I've been seduced by the minimalst on-location approach and pretty much just use speedlights now.

Once you get lights, use them on your outdoor shoots too! It will open a whole new world of possibilities.

www.strobist.com 

*BOOK:* *Minimalist Lighting: Professional Techniques for Location Photography* by Kirk Tuck


----------



## SpeedTrap (Oct 16, 2009)

KmH said:


> I've been seduced by the minimalist on-location approach and pretty much just use speed lights now.



I am sorry to hear that has happened to you..........:er:
I am sure if you look around there has got to be support groups to help you integrate back into normal society, and don't be embarrassed it seems to happen to almost everyone for a while. 
Just be careful when you pick up a real light that you do not accidentally blind yourself.


----------



## KmH (Oct 16, 2009)

SpeedTrap said:


> KmH said:
> 
> 
> > I've been seduced by the minimalist on-location approach and pretty much just use speed lights now.
> ...


Been there, done that, have the t-shirt.....with the 'real light' thing.
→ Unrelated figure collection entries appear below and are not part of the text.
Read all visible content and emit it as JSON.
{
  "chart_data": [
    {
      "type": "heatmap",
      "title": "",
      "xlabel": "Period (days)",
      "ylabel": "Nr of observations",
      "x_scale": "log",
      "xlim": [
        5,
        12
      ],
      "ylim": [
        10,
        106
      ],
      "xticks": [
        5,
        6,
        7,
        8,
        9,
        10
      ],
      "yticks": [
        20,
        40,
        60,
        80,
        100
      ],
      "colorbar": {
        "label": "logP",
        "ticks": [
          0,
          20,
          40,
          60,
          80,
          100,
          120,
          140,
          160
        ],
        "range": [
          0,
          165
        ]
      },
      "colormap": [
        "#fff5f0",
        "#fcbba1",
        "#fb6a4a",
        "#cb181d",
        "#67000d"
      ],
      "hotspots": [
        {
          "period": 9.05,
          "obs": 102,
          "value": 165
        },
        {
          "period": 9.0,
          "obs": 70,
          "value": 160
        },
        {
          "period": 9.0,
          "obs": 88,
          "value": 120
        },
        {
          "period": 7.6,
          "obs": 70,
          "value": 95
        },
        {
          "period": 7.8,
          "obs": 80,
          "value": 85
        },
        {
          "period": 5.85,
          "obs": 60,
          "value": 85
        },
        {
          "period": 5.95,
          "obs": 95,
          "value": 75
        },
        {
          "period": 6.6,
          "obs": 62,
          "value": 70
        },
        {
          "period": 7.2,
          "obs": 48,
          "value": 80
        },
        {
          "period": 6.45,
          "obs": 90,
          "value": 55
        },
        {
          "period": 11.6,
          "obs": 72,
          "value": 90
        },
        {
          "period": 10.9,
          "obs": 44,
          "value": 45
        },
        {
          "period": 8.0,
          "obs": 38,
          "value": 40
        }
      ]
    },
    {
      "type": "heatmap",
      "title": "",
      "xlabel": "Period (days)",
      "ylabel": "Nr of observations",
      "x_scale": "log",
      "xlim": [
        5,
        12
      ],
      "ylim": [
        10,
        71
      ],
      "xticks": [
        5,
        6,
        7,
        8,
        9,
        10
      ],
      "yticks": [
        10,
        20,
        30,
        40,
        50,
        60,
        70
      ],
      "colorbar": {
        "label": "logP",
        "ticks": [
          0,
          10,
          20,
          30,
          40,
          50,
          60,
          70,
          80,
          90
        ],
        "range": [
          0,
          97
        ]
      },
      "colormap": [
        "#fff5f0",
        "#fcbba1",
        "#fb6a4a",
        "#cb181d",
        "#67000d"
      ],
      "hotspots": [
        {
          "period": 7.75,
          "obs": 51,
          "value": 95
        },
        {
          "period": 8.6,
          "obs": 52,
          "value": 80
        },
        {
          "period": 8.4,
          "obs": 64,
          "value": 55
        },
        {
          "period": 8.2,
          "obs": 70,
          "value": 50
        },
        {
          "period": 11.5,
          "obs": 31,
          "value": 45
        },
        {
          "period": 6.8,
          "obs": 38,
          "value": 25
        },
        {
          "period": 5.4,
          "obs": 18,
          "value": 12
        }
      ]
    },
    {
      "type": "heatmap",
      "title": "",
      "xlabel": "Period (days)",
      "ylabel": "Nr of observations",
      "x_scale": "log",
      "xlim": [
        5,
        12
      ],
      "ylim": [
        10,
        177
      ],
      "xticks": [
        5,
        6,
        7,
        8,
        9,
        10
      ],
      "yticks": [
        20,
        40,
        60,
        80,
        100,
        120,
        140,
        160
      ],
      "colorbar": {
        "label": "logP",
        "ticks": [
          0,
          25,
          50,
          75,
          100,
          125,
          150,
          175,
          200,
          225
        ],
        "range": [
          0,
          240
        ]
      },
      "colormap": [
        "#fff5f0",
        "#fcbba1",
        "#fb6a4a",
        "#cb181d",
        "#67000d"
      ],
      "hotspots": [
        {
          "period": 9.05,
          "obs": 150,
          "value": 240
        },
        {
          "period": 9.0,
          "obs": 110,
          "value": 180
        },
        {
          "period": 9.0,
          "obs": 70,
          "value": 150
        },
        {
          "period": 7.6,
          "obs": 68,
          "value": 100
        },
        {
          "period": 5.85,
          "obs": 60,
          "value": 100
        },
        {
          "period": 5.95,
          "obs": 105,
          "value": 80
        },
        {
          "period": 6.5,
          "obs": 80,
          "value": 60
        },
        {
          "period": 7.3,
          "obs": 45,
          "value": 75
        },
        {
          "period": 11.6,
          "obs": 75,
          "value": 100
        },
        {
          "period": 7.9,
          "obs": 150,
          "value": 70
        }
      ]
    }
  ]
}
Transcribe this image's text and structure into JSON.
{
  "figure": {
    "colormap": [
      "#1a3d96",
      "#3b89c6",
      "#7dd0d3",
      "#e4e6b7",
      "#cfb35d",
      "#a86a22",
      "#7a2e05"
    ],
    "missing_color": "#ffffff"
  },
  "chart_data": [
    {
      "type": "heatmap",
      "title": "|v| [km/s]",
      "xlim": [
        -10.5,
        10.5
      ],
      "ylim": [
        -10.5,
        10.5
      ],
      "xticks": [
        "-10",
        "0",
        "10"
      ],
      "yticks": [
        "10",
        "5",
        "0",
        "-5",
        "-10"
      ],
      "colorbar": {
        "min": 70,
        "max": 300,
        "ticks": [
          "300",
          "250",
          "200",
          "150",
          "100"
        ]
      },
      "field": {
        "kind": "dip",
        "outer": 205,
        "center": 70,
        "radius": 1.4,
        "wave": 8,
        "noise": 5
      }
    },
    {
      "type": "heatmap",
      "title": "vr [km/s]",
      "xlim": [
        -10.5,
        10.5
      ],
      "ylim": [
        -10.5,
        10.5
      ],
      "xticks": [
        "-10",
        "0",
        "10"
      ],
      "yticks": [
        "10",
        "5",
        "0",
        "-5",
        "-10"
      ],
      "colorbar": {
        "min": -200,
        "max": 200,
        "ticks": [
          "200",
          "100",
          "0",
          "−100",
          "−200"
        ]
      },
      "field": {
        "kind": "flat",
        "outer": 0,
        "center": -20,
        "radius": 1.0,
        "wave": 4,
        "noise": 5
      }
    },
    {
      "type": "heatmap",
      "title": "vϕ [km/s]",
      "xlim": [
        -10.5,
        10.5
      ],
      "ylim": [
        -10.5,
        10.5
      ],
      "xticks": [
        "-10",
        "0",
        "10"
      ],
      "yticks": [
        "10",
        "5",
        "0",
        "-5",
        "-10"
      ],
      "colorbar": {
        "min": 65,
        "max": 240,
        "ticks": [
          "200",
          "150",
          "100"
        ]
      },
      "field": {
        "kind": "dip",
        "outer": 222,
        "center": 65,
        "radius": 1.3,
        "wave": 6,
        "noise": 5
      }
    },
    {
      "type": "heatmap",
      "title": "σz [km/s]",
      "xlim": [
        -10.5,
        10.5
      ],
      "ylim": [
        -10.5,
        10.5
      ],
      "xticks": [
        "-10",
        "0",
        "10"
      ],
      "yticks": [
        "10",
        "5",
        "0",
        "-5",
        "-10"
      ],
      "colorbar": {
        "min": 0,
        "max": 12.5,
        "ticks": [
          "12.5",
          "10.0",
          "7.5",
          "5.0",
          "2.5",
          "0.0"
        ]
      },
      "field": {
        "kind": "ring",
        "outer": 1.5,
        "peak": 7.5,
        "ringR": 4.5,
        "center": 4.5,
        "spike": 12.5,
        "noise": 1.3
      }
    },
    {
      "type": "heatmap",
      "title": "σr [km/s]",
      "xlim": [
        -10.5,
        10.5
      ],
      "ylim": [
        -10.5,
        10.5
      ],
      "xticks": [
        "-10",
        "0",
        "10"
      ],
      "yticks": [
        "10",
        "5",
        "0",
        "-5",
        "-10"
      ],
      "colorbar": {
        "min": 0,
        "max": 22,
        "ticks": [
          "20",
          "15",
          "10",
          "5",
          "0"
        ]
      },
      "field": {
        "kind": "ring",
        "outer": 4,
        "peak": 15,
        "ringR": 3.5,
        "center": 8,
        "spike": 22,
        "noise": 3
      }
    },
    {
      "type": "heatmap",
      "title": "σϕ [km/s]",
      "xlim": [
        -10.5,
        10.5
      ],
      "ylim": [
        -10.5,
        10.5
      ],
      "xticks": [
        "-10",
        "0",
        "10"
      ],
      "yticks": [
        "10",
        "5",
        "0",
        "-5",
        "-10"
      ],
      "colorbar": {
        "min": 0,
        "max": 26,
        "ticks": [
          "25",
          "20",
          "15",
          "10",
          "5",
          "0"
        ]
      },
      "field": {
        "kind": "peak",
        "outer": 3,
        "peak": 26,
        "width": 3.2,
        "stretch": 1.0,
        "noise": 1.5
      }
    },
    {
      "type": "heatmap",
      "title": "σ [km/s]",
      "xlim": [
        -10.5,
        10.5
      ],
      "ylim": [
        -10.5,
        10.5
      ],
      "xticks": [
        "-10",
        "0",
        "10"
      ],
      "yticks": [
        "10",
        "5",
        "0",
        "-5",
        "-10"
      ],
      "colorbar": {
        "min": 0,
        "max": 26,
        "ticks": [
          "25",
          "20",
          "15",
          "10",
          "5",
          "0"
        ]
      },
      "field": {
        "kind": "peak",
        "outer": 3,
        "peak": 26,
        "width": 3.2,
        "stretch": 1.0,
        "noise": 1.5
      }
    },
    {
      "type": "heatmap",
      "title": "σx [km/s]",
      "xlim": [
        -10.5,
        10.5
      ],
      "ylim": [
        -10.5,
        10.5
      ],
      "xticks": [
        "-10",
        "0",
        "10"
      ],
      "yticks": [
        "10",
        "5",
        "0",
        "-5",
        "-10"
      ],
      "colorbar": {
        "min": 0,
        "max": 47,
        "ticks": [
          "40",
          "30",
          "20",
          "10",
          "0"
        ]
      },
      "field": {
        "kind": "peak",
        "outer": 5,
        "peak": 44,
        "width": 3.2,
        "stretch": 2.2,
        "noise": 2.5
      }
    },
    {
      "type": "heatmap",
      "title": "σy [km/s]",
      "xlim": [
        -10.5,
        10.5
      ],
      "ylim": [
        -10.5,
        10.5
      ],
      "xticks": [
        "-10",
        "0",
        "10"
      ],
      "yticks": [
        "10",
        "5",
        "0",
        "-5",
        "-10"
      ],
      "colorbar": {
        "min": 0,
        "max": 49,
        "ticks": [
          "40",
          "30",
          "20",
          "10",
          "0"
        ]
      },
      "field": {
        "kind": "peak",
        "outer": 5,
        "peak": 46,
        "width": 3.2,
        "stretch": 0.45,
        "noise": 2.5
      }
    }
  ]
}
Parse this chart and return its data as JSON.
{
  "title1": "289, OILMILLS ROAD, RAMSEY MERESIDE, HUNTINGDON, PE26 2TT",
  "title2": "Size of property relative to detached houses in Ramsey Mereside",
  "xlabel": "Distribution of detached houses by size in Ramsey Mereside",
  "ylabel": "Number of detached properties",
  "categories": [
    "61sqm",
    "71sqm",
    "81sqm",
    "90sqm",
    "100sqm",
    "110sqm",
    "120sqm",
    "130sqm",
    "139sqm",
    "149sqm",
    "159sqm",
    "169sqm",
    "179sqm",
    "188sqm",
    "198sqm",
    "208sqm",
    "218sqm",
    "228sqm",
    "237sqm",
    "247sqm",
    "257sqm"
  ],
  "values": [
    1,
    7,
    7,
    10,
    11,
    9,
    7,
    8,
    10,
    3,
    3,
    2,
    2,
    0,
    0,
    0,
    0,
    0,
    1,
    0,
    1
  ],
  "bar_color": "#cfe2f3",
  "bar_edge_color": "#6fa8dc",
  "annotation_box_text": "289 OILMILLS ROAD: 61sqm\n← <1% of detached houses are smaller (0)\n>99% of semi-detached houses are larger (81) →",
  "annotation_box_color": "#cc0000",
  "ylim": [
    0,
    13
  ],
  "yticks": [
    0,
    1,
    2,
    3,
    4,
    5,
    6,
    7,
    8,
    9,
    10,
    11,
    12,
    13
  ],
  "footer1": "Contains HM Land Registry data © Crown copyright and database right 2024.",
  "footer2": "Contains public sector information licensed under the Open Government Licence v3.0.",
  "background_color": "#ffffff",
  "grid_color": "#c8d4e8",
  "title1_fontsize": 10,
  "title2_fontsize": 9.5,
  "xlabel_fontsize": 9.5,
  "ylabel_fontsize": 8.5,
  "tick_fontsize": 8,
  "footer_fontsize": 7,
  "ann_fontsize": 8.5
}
I provided a link to the #1 support group for those afflicted with this syndrome.

My minimialist approach actually costs me more $$$ in total equipment and set-up time because I need more lights, stands, modifiers, radio triggers, types of clamps, etc. It's kind of a gearhead dream world. :thumbup:

But, I find it way more fun and creative and, use spur of the moment or home made modifiers made from things like cereal boxes, cardboard or just cinefoil. I go through more gaffers tape too.


----------